For beginners, the best approach to writing impactful social content involves a listicle. And no, we’re not talking about that sugary frozen dessert stuck to a stick. Forget all you’ve heard about narrative stories, and try listing tips, takeaways and advice broken up into digestible chunks. For example, if I was writing a listicle on public speaking advice, I might break it into the following chunks:

  • Keyword notecards are a crutch to lean on. Number the notecards and write down the most important points for your speech.
  • Incorporate purposeful pauses to slow down your speaking rate and give yourself a chance to catch your breath. You don’t have to spit everything out at once.
  • Give the entire room some love. Eye contact matters, and scanning the room helps everyone feel valued.
  • If you’re funny, embrace humor. It helps you remember you’re simply talking to people like you do every day.

Scanning is the new “reading”

Gone are the days when lengthy paragraphs and full news stories hold readers’ attention. According to a 2021 Pew Research Center study, more than 86% of U.S. adults say they get news from a smartphone, computer or tablet “often” or “sometimes.” More specifically, of U.S. adults surveyed, over 50% say they get news from social media. If you’re like me and have tried reading the e-edition of a newspaper on your iPhone recently, it’s safe to say the clunky text-approach isn’t working.

And I’m certainly not the only one who feels that way.

In our class, Erica referenced a Nielsen study utilizing eye tracking technology to better understand how people read online.

Understanding online behavior informs social media writing, and to hold attention think about:

  • Using white space to break apart chunks of text
  • Using bullet points and dashes to your advantage
  • Having fun with emojis…trial and error is key👌
  • Incorporating photos, videos and GIFs to enhance descriptions

As another rule of thumb, Erica recommends never having more than four sentences in a block of text and limiting passive voice at all times.

Don’t overlook your expertise

Lastly, we all fall victim to assuming our baseline knowledge of the industry we work in is known among our followers. Even so, what we consider common knowledge in our circles can be seen as real insights by others. Think of rules you live by in your day-to-day life, such as PR professionals cutting out unnecessary fluff or having a coworker proof copy before posting on social media or sending in a newsletter.

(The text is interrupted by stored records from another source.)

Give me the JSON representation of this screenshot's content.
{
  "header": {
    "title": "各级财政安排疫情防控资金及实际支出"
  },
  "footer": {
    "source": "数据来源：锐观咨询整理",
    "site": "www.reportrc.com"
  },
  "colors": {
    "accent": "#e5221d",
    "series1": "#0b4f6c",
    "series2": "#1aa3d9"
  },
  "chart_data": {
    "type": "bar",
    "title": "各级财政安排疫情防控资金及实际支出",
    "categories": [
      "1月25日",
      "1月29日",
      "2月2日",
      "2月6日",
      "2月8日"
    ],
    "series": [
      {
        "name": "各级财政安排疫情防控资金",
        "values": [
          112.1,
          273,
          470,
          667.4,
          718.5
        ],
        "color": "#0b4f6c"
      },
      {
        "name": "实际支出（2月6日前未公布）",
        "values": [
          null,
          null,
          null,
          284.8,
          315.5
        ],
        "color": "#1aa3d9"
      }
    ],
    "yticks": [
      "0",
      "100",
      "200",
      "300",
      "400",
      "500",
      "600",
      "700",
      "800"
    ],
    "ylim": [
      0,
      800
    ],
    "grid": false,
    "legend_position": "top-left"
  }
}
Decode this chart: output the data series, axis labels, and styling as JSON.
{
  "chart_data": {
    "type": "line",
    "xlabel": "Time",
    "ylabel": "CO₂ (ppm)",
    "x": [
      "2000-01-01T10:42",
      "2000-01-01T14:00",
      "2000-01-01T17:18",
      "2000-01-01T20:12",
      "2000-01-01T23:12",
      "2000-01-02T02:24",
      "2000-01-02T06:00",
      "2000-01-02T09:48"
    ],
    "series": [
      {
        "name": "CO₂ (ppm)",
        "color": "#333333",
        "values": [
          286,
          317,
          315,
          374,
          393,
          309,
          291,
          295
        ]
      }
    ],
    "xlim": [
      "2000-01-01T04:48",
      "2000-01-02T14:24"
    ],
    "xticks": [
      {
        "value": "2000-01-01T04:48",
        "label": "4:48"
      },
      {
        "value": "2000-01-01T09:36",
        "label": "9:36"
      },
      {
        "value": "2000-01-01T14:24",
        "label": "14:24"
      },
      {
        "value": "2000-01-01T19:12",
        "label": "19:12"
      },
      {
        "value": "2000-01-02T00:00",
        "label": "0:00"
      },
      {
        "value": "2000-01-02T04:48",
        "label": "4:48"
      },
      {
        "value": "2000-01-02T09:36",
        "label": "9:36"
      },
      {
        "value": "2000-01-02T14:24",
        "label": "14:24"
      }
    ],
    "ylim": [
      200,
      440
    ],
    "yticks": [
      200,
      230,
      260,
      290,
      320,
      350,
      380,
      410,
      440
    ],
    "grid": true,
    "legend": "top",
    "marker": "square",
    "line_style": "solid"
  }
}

As we all continue navigating a world of blurred lines between social and professional social media platforms—most notably found in the evolution of LinkedIn—think about what problems you can solve for your followers and bring them to life on social channels. Maybe you’ll win new business, inspire a young professional to think outside the box, help a colleague work more efficiently or maybe just release some joy into the world.